The initial NC hype blew over more than a year ago. The first network computers offered disappointing performance, and Microsoft confused the market by launching its own version of the concept, the Windows Based Terminal (WBT).

Early backers of the NC such as Oracle and Sun have considerably scaled down their ambitions, and Tektronix has just sold its thin client business to NCD.

But in the meantime, said McAughtry, the thin client model has been gaining acceptance.

IDC recently predicted that the worldwide business market for thin clients - which encompasses Java NCs, WBTs and hybrids - will reach 6.8 million units in 2002, up from 507,000 in 1998. Some other estimates are much higher.

In 1997, IBM held about 20 per cent of the market, according to IDC.

IBMs earliest thin client models were essentially designed and built by NCD, but McAughtry said the latest Network Station 1000 is almost entirely an IBM product.

"My conviction is that a machine that does only Java is doomed to fail, and that a machine that is only a Windows Based Terminal is less than attractive," said McAughtry. He said that IBM and most other thin client vendors are now moving towards hybrid machines.
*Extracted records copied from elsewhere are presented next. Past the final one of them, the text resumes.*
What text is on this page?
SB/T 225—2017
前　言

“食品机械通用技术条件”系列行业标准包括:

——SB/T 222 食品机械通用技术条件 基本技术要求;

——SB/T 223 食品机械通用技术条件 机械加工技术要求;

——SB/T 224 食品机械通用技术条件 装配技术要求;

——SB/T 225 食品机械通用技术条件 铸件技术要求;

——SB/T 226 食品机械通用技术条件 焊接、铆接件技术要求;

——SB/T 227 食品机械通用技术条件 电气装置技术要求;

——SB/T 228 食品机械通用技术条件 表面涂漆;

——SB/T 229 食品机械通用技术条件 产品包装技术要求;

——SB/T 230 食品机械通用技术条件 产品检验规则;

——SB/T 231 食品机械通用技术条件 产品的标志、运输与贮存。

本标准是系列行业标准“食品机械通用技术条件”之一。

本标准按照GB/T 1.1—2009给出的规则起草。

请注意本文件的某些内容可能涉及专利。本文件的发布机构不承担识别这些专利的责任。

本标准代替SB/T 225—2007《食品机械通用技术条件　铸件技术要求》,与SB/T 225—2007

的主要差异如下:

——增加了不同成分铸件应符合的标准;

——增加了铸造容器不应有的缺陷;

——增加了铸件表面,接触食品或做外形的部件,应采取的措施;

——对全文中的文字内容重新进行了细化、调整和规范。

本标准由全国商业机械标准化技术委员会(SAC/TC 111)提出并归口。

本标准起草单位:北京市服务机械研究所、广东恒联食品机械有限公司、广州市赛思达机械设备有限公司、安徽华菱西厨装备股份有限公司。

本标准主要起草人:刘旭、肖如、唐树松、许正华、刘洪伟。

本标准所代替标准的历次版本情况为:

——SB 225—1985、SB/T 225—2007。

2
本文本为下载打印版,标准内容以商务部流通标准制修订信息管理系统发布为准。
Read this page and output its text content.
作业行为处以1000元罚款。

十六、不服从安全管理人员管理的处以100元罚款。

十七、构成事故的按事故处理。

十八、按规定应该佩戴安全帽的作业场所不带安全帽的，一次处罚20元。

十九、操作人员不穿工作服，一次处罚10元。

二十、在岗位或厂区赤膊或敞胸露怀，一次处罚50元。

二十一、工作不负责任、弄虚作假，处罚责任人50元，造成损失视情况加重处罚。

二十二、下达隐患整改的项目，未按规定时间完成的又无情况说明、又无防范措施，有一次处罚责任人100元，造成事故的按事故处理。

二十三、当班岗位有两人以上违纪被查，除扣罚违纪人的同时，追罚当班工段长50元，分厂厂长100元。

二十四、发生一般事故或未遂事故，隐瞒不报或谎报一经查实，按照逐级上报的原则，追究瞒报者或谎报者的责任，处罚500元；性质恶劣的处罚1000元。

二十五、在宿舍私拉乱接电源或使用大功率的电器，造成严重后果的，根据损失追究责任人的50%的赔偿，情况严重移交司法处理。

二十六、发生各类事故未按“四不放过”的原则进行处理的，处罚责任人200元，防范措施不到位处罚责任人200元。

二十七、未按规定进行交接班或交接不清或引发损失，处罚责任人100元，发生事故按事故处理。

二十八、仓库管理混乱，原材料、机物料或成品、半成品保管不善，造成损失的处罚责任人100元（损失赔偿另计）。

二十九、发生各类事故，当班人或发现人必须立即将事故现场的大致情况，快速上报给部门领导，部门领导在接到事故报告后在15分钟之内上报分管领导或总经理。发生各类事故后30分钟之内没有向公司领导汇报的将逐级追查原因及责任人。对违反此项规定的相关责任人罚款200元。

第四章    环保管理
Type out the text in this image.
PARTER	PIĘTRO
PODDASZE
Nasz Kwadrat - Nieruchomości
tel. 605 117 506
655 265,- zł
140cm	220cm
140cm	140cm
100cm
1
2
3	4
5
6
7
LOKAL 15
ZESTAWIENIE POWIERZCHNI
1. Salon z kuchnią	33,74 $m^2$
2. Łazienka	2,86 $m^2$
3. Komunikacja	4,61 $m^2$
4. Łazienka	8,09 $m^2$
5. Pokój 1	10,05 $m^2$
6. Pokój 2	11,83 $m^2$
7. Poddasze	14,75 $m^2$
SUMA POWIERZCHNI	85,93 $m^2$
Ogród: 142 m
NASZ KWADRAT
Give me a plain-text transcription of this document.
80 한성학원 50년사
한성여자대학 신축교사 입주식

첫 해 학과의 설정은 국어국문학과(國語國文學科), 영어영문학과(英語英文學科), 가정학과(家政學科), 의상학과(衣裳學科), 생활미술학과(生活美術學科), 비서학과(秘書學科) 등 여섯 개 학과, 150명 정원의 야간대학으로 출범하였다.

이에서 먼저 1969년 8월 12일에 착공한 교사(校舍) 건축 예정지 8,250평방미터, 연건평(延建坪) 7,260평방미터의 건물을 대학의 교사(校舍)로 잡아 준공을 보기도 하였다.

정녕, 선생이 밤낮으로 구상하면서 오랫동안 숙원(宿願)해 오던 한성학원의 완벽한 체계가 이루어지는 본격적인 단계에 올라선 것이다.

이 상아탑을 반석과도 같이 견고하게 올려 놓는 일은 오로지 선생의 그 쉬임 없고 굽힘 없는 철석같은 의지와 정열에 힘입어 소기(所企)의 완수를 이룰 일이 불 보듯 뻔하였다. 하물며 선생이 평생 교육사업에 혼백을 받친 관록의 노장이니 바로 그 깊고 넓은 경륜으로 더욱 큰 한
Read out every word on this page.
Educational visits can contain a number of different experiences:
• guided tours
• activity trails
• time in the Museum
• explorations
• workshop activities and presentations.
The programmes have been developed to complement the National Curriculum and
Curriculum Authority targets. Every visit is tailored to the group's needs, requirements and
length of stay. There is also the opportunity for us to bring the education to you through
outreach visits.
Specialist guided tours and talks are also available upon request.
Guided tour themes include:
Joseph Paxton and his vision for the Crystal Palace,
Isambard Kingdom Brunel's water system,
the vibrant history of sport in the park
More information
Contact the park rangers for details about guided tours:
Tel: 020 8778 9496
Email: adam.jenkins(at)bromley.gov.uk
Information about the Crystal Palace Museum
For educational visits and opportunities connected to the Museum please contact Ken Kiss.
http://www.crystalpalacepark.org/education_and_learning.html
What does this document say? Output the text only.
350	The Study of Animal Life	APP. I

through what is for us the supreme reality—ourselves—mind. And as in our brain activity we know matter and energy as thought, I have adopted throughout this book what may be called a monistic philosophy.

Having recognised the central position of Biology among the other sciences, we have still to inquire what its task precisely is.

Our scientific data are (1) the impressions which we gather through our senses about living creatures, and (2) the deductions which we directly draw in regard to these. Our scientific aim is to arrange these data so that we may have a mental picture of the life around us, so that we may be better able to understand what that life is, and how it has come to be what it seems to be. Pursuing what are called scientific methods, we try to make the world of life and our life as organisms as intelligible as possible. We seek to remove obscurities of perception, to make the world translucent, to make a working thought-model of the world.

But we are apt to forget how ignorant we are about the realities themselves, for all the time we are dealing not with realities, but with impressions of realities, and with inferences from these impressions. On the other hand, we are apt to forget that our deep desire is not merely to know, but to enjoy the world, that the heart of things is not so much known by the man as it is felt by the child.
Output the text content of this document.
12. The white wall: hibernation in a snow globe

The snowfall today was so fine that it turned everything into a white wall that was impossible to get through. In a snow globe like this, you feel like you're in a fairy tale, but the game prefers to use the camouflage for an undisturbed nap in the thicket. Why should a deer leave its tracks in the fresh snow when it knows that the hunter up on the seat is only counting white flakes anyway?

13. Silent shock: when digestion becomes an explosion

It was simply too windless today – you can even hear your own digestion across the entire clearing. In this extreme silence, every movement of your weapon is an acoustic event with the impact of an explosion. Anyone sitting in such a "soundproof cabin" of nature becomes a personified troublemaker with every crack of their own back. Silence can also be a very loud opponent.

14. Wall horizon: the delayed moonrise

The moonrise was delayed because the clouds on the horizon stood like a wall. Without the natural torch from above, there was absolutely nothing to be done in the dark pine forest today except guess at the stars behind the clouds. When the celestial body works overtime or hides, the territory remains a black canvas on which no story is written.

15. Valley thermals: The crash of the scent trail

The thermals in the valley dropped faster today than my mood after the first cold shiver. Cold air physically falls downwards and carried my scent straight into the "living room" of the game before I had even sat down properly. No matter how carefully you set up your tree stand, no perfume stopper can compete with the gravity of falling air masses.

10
IBM has no plans to build a WBT, which is essentially a Windows CE-based terminal that runs Windows applications remotely off a server with Windows NT Terminal Server Edition. But IBM's Network Stations do offer support for Citrix' ICA protocol, allowing it to access NT servers that run Citrix Meta Frame environment on top of Terminal Server.

McAughtry said that desktop devices must be able to run such applications as Microsoft Office, which he describes as " legacy" software. "Most new enterprise application development we see with our customers is browser-oriented," said McAughtry. These new applications are based on HTML, mostly with some amount of Java code to enrich the interface.